For starters, the police department has formed a stronger working relationship with the U.S. Attorney’s Office to better investigate crime, Murray said.
And the city has received grants to extend a gang prevention initiative throughout to all middle schools in the Yakima School District. The program tracks student progress and provides support to help keep them out of gangs.
But Murray said responsibility for solving Yakima’s gang problem doesn’t rest entirely on the shoulders of law enforcement. Community members need to get involved as well, he said.
There are many nonprofits in need of volunteers and donations, he said, pointing to the Madison House as an example.
The nonprofit operated by the Union Gospel Mission offers programs to help youth with schoolwork and provides them with mentors who emphasize gang prevention.
Taylor’s death hit home at the Madison House, where he was receiving services, said youth pastor Vinny Carrillo.

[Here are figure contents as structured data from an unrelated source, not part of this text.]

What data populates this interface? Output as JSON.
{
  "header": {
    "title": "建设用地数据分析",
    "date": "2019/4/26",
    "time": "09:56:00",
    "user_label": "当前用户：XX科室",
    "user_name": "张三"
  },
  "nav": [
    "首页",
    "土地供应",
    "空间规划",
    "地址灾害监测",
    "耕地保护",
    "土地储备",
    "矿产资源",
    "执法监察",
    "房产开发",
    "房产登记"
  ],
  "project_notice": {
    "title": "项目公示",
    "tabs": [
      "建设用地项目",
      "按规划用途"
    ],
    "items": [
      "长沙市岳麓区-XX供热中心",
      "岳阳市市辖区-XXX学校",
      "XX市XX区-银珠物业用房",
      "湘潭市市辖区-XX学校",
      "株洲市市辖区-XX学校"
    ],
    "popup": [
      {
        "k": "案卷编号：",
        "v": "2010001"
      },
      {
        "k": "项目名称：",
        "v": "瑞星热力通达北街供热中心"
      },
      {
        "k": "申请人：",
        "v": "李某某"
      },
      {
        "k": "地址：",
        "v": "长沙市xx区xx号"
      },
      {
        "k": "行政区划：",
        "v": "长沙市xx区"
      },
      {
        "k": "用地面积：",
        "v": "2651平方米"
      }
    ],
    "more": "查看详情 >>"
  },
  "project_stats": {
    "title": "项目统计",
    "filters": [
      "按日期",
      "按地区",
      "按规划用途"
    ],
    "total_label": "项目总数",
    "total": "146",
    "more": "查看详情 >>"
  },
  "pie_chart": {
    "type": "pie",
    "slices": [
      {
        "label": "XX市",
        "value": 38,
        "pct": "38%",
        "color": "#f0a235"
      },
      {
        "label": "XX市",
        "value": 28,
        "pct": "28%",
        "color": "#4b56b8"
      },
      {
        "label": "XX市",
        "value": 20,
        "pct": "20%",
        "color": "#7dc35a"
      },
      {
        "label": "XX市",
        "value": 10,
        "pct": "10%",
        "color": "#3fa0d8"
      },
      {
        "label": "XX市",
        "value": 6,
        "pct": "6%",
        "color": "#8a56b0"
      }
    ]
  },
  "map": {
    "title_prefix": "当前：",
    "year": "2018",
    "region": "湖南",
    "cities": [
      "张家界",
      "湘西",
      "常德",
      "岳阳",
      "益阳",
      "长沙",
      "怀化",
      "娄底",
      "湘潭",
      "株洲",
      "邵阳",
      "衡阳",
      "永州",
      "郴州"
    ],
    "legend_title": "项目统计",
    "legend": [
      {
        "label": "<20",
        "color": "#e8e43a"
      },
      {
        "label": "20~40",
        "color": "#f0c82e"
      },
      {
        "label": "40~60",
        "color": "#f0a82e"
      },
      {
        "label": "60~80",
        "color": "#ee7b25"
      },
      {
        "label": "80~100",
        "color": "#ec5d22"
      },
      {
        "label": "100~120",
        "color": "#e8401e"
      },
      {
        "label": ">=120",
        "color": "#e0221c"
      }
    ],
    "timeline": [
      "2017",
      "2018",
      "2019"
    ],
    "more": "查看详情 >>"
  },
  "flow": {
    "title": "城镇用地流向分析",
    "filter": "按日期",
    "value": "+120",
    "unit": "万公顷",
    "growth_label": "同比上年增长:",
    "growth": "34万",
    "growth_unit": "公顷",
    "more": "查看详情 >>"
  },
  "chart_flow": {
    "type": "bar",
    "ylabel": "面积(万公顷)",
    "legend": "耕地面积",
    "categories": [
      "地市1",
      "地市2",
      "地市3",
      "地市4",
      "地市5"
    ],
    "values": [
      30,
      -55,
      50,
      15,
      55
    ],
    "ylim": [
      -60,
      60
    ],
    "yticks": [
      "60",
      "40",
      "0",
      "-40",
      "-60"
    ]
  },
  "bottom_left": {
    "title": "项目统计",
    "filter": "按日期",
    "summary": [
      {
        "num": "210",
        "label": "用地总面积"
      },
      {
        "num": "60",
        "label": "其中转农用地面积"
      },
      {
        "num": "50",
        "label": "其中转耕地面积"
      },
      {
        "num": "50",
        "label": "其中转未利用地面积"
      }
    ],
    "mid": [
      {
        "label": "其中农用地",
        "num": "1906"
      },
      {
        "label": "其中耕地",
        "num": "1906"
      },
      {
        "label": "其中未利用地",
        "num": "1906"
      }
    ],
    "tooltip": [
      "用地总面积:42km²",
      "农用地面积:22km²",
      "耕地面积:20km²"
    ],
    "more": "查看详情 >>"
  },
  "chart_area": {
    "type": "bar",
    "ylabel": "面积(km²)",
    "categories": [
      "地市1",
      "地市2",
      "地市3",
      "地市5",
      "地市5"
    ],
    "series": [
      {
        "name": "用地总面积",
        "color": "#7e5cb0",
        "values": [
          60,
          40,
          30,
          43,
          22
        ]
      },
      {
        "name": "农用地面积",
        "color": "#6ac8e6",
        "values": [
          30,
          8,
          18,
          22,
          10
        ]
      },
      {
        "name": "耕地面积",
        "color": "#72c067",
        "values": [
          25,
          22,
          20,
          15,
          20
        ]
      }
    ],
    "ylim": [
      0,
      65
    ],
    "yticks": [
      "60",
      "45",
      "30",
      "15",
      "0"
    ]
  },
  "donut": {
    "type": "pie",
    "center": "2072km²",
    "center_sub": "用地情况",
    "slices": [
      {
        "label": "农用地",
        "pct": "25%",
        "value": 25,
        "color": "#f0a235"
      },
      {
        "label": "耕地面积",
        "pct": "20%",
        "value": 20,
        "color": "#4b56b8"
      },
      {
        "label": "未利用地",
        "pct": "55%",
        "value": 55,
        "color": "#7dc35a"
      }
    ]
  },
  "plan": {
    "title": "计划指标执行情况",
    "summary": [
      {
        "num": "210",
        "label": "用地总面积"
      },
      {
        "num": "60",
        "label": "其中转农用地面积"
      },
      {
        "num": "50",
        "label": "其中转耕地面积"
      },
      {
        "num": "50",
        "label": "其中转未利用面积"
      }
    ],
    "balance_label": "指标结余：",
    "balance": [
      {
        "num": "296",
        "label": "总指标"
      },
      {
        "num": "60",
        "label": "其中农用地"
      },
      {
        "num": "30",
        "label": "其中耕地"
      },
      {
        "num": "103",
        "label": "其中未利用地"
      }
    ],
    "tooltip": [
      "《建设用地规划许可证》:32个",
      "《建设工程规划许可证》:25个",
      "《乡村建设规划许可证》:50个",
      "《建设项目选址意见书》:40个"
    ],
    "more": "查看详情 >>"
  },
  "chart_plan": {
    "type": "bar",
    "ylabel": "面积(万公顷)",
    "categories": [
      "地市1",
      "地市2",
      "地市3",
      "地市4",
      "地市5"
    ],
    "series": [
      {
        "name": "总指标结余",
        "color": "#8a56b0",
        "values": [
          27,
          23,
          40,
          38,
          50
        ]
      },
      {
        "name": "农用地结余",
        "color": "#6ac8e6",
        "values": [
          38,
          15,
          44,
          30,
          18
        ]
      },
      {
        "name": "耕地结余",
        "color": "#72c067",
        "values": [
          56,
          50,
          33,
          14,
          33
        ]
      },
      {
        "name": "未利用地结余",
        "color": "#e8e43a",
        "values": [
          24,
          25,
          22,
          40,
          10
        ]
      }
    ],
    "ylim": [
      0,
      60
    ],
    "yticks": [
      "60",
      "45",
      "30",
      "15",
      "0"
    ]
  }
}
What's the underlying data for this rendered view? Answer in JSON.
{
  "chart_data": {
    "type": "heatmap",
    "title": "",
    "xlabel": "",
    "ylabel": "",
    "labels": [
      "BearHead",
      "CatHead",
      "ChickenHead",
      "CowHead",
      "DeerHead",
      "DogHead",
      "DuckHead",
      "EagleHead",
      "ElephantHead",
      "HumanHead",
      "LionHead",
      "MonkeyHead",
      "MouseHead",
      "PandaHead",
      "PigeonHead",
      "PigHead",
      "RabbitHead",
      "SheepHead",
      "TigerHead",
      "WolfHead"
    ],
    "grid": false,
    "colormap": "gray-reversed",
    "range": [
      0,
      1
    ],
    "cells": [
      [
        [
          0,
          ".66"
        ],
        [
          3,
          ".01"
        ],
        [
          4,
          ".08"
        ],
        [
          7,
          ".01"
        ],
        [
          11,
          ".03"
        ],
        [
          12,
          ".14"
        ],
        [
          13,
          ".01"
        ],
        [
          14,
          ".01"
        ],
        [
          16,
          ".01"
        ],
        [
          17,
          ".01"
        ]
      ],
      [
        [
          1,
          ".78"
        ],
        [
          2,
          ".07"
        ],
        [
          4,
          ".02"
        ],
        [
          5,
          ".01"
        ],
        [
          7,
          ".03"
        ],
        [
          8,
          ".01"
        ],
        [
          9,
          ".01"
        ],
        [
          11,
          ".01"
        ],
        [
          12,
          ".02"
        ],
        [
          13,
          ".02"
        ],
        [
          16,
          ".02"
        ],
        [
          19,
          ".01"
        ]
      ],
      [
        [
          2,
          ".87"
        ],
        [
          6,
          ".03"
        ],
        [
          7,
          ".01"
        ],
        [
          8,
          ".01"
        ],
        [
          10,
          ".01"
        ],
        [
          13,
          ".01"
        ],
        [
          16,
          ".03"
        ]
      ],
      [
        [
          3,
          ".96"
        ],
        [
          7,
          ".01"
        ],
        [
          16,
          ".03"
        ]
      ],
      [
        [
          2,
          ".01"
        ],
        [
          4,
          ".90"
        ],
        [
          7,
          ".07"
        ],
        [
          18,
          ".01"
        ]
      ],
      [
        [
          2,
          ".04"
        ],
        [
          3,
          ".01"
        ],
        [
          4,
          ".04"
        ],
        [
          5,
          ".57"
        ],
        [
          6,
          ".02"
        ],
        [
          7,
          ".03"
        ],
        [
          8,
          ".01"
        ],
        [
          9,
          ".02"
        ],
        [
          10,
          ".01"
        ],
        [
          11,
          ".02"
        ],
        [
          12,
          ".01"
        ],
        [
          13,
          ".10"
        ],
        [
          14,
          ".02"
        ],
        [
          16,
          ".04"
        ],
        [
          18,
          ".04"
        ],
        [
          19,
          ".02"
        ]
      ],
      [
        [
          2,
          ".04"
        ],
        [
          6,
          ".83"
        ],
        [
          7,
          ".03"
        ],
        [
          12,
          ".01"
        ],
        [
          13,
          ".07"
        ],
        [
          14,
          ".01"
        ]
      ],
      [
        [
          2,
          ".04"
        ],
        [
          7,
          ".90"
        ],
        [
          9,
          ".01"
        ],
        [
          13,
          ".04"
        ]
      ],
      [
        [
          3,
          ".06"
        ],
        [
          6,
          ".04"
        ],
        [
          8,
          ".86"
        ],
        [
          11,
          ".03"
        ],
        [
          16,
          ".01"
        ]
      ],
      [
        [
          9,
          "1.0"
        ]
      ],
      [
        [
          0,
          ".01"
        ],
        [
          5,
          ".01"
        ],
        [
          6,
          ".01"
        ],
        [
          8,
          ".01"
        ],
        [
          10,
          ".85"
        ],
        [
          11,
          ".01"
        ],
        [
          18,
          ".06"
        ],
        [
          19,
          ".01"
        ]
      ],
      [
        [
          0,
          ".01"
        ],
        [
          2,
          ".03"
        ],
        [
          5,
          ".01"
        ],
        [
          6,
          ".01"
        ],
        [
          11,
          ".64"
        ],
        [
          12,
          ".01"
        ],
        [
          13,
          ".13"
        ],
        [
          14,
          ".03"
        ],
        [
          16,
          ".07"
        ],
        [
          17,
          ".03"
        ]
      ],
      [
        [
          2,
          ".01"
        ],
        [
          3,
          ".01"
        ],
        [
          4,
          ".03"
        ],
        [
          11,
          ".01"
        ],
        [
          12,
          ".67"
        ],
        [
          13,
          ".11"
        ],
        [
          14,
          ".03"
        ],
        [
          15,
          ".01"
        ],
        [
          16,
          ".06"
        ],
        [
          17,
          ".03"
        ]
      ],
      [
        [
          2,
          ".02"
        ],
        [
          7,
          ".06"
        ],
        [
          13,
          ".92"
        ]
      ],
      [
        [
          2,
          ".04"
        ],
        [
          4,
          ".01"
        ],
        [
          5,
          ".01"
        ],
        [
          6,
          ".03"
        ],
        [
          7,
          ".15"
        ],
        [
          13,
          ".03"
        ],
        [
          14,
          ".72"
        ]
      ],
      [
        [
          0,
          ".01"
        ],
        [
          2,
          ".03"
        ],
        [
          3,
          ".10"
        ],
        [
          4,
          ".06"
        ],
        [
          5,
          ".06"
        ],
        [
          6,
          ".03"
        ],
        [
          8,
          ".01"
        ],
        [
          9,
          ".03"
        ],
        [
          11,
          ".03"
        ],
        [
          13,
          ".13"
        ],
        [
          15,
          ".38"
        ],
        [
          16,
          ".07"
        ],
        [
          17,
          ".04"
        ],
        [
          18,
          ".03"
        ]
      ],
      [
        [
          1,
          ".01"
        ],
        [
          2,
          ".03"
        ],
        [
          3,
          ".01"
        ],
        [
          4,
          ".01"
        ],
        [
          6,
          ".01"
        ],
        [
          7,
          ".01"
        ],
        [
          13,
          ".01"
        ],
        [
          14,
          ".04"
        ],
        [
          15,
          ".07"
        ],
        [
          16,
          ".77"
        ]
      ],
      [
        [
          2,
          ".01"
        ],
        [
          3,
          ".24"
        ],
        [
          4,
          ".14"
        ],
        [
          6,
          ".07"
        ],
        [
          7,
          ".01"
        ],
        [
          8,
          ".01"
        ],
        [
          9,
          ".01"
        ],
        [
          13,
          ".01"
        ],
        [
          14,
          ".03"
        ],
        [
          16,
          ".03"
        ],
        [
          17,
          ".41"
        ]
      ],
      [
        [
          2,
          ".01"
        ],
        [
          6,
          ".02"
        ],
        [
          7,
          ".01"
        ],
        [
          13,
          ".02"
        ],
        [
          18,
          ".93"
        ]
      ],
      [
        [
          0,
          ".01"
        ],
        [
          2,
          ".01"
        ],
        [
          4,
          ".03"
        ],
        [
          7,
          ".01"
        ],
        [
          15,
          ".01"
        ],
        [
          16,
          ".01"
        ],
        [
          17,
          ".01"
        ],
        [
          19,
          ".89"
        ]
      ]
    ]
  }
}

“It hurts,” Carrillo said. “It’s not just a police matter. we as a community need to realize it’s not just a police matter.”
He says the community needs to support area programs and volunteer to show at-risk youths alternatives to gang life.
Carrillo said he’s speaking with community leaders and police about establishing a community response team in Yakima that could connect with youth and gangs to deescalate issues and reduce violence.
He said the us-and-them mindset that divides police and youth in troubled neighborhoods needs to end.
“I really want to break that mindset here in Yakima,” he said.
Carrillo said he was alarmed to find how many youths begin a path of gangs as early as fourth grade.
He’s spoken to teens who have been sent to prison for murder.
“It’s really sad — it’s like they’re puppets in this game and they don’t know what they are getting into until it’s too late,” Carrillo said. “Really when you look at the heart of it, they’re just kids.”
Murray said there are a lot of shootings that occur and aren’t reported. He worries the community is becoming desensitized.
“I think they care — I don’t want to say people don’t care — they’re just getting used to it,” he said. “I think they’re becoming numb. That’s troubling to me.”